Take home message of the next few sections: use a `Random`

object whenever you want to do something clever with a random variable, such as marginalize it out, condition it on future observations, or compute a gradient with respect to it. Otherwise use a basic value.

We begin with differentiation.

Consider a scalar function $f:\mathbb{R}^D \rightarrow \mathbb{R}$. We are interested in evaluating its gradient $\nabla f(x)$ at a given point $x \in \mathbb{R}^D$.

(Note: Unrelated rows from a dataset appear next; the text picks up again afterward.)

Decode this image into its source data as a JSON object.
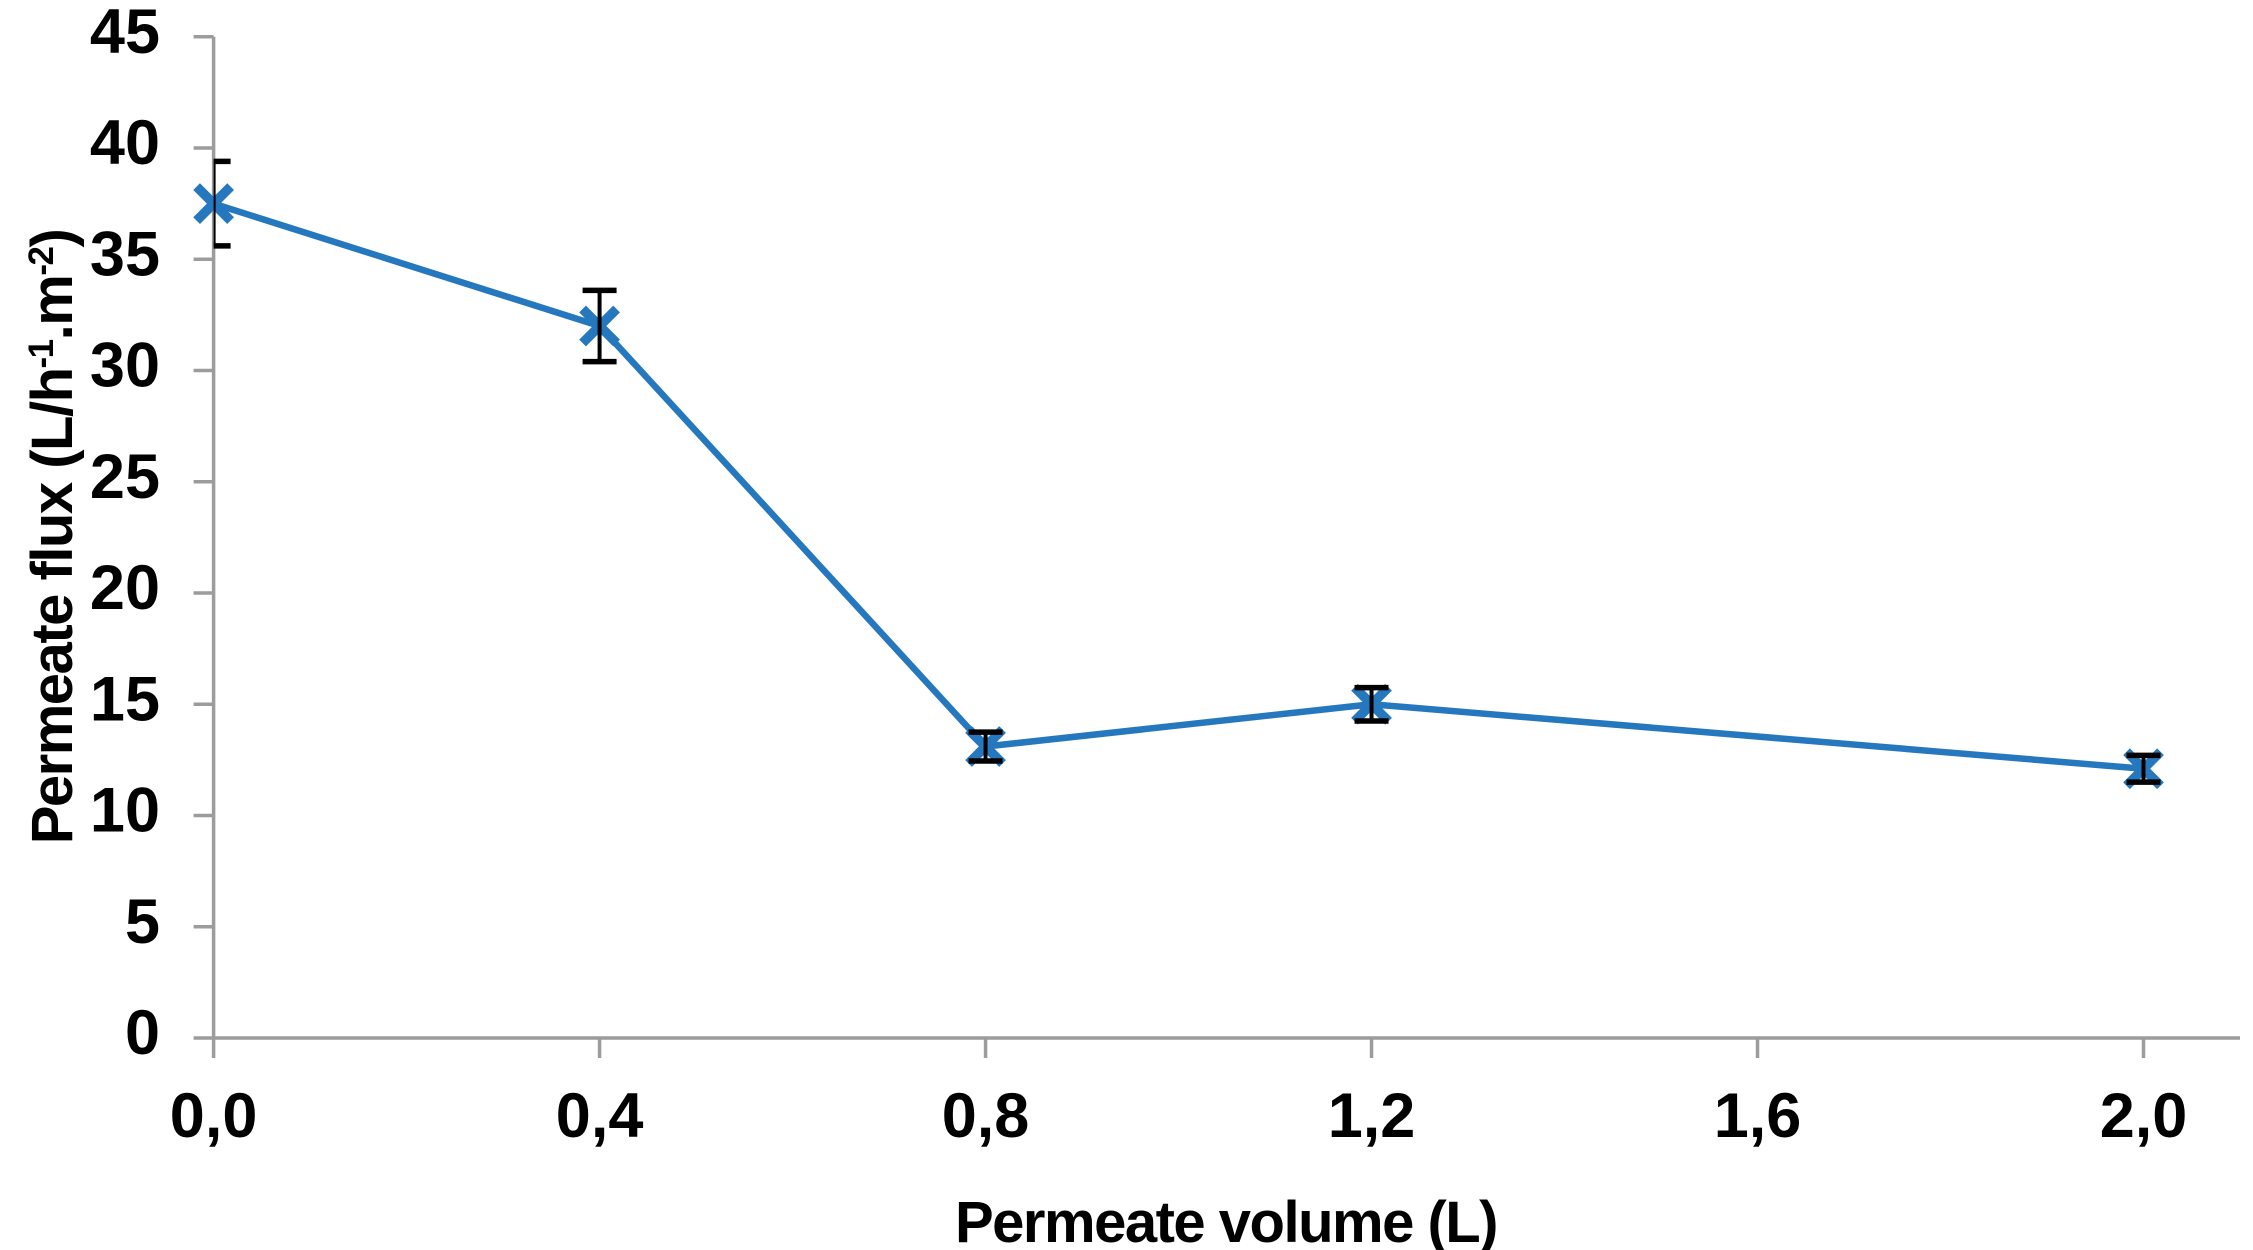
{
  "chart_data": {
    "type": "line",
    "title": "",
    "xlabel": "Permeate volume (L)",
    "ylabel": "Permeate flux (L/h-1.m-2)",
    "ylabel_parts": {
      "base1": "Permeate flux (L/h",
      "sup1": "-1",
      "base2": ".m",
      "sup2": "-2",
      "base3": ")"
    },
    "x": [
      0.0,
      0.4,
      0.8,
      1.2,
      2.0
    ],
    "series": [
      {
        "name": "Permeate flux",
        "values": [
          37.5,
          32.0,
          13.1,
          15.0,
          12.1
        ],
        "error_bars": [
          1.9,
          1.6,
          0.65,
          0.75,
          0.6
        ],
        "marker": "x",
        "color": "#2577BE"
      }
    ],
    "x_ticks": {
      "values": [
        0.0,
        0.4,
        0.8,
        1.2,
        1.6,
        2.0
      ],
      "labels": [
        "0,0",
        "0,4",
        "0,8",
        "1,2",
        "1,6",
        "2,0"
      ]
    },
    "y_ticks": {
      "values": [
        0,
        5,
        10,
        15,
        20,
        25,
        30,
        35,
        40,
        45
      ],
      "labels": [
        "0",
        "5",
        "10",
        "15",
        "20",
        "25",
        "30",
        "35",
        "40",
        "45"
      ]
    },
    "xlim": [
      0,
      2.1
    ],
    "ylim": [
      0,
      45
    ],
    "grid": false,
    "legend": "none",
    "decimal_separator": ",",
    "colors": {
      "line": "#2577BE",
      "error_bar": "#000000",
      "axis": "#9C9C9C",
      "text": "#000000",
      "background": "#FFFFFF"
    }
  }
}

Typically, a gradient is computed for the purpose of a gradient-based Markov kernel—such as a Langevin or Hamiltonian kernel—and $f$ is a log-likelihood function: $$ f(x):=\log p(y\mid x), $$ or a log-prior density function: $$ f(x) := \log p(x), $$ or a log-posterior density function: $$ f(x) := \log p(x \mid y). $$

The idea of *automatic differentiation* is to evaluate $\nabla f(x)$ given only a program that implements $f$. To do so, Birch implements reverse-mode automatic differentiation, with optimizations for common subexpressions, which happens to be important for computing derivatives through Bayesian updates. The use of this algorithm is described in the documentation of the Expression class. Our focus here, however, is not to explain how a gradient can be computed—that is typically done by inference methods—but rather how one writes a model to facilitate its use.

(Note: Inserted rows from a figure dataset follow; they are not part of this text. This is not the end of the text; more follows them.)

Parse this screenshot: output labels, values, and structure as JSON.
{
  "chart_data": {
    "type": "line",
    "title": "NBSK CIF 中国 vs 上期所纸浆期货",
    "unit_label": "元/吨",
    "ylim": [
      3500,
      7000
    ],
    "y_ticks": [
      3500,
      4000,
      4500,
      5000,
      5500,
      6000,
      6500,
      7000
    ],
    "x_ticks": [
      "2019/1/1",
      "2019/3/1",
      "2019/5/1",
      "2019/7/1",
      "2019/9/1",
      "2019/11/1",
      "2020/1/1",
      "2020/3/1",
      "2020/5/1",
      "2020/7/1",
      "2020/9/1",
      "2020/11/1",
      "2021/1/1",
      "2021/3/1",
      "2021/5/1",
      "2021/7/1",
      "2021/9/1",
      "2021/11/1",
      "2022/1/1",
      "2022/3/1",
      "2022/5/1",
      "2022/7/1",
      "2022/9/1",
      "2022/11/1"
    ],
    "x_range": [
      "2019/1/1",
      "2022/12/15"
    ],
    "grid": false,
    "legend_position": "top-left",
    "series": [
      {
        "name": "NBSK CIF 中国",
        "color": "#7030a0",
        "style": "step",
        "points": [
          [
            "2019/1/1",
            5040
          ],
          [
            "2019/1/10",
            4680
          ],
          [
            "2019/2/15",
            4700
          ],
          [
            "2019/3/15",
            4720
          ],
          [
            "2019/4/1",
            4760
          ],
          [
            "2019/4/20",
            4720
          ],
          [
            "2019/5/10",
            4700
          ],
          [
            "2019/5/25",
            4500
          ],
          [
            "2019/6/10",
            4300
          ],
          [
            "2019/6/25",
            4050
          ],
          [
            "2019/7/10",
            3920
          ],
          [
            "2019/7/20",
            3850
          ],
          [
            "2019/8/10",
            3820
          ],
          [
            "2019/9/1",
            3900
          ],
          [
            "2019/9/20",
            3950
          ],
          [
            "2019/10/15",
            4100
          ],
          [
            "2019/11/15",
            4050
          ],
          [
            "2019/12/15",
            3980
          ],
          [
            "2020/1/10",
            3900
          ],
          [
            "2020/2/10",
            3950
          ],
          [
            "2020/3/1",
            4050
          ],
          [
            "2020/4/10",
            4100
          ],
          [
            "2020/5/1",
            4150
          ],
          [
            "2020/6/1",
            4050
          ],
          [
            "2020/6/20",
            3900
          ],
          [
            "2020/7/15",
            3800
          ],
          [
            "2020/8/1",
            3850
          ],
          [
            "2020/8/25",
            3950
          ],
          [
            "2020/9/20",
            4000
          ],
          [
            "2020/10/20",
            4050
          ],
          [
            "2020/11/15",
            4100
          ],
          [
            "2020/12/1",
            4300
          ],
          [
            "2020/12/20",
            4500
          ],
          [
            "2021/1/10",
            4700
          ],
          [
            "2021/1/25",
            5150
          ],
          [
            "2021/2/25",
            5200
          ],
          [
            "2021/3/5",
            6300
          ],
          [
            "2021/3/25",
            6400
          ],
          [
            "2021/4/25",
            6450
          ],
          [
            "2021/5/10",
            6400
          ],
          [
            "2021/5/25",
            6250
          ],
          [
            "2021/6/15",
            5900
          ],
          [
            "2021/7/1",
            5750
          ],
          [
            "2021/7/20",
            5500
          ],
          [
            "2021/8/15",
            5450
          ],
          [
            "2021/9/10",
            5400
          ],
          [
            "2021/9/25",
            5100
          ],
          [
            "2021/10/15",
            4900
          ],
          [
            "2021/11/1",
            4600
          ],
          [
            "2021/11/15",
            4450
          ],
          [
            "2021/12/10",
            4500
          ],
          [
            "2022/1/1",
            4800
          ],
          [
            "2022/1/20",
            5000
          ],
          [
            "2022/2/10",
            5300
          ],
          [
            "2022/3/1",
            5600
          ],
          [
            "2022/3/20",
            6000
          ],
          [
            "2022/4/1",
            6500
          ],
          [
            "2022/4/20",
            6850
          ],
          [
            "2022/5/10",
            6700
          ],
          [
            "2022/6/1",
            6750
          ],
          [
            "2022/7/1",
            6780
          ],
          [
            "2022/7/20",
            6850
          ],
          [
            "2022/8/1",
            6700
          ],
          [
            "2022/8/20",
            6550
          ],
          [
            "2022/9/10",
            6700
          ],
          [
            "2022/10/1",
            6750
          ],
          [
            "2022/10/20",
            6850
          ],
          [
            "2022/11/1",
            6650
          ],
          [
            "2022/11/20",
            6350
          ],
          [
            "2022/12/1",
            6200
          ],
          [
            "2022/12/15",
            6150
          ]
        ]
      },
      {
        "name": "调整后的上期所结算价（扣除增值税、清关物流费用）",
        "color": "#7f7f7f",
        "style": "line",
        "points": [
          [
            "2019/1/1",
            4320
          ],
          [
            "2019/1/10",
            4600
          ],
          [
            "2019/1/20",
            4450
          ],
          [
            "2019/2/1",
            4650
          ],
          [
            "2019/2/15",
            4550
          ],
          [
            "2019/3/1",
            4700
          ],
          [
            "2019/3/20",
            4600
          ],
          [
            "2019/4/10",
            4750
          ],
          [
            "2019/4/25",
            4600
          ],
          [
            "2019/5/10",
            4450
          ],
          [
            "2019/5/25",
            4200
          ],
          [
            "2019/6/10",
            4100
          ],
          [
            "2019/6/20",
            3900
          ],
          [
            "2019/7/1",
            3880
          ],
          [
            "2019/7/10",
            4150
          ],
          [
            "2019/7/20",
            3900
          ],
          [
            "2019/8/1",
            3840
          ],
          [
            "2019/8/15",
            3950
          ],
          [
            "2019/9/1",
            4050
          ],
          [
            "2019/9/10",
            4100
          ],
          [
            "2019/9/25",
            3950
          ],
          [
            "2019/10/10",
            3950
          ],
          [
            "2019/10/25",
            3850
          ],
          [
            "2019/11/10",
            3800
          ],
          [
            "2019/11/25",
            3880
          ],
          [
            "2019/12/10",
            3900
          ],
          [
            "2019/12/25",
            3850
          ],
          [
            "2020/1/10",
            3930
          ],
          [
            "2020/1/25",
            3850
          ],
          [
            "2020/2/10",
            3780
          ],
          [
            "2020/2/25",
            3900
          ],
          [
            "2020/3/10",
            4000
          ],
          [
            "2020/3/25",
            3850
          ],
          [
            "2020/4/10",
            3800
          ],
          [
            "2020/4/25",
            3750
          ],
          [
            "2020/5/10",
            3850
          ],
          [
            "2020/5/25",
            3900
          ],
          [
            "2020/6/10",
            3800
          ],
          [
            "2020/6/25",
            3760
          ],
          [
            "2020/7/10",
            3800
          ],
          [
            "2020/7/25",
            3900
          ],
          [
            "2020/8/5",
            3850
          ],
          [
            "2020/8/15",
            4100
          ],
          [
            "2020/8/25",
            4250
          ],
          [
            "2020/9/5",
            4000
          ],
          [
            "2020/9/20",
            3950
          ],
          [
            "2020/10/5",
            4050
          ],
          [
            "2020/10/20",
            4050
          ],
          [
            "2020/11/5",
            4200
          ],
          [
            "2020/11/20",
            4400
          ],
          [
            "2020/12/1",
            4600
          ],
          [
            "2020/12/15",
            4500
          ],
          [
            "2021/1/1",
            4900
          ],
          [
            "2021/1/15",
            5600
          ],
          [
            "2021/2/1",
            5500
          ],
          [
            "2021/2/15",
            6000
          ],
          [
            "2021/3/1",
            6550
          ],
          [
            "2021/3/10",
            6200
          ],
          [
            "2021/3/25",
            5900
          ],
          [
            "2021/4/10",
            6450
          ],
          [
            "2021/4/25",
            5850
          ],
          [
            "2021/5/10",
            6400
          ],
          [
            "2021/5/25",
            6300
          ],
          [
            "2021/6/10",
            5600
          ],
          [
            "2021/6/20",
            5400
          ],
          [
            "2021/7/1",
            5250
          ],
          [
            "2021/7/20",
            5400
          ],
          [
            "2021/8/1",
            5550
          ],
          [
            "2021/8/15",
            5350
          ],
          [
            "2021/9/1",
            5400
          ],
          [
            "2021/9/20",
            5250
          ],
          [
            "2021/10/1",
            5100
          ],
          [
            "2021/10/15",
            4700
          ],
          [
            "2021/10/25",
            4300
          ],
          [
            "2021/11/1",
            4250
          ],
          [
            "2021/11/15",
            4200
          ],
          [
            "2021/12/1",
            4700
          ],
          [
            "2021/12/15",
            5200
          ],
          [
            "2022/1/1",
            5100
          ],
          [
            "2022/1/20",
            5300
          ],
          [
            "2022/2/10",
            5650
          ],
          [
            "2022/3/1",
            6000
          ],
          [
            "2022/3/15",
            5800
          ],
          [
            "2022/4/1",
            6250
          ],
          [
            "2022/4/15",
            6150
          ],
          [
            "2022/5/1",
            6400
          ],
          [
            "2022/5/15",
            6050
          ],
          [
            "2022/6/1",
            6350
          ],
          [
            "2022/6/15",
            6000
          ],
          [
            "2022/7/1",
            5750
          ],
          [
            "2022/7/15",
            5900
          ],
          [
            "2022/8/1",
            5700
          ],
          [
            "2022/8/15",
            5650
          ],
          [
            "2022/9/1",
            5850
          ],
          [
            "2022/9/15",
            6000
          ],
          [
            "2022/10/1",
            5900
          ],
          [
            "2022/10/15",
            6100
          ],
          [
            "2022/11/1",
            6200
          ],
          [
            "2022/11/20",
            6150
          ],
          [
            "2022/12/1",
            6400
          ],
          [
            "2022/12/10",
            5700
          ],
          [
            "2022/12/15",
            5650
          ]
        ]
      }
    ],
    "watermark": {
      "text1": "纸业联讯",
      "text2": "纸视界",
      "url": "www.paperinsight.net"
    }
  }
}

Automatic differentiation is applied to an `Expression<Real>`

object, which represents the function $f$, and the gradient is computed with respect to all `Random`

objects that occur in the expression, which represent the argument $x$. To enable, say, a gradient-based Markov kernel to be applied to a random variable, it is only necessary to represent that random variable using a `Random`

object, and to associate it with a distribution using the assume (`~`

) operator.

Once the `value()`

member function is called on a `Random`

object, it is considered constant for the purposes of automatic differentiation.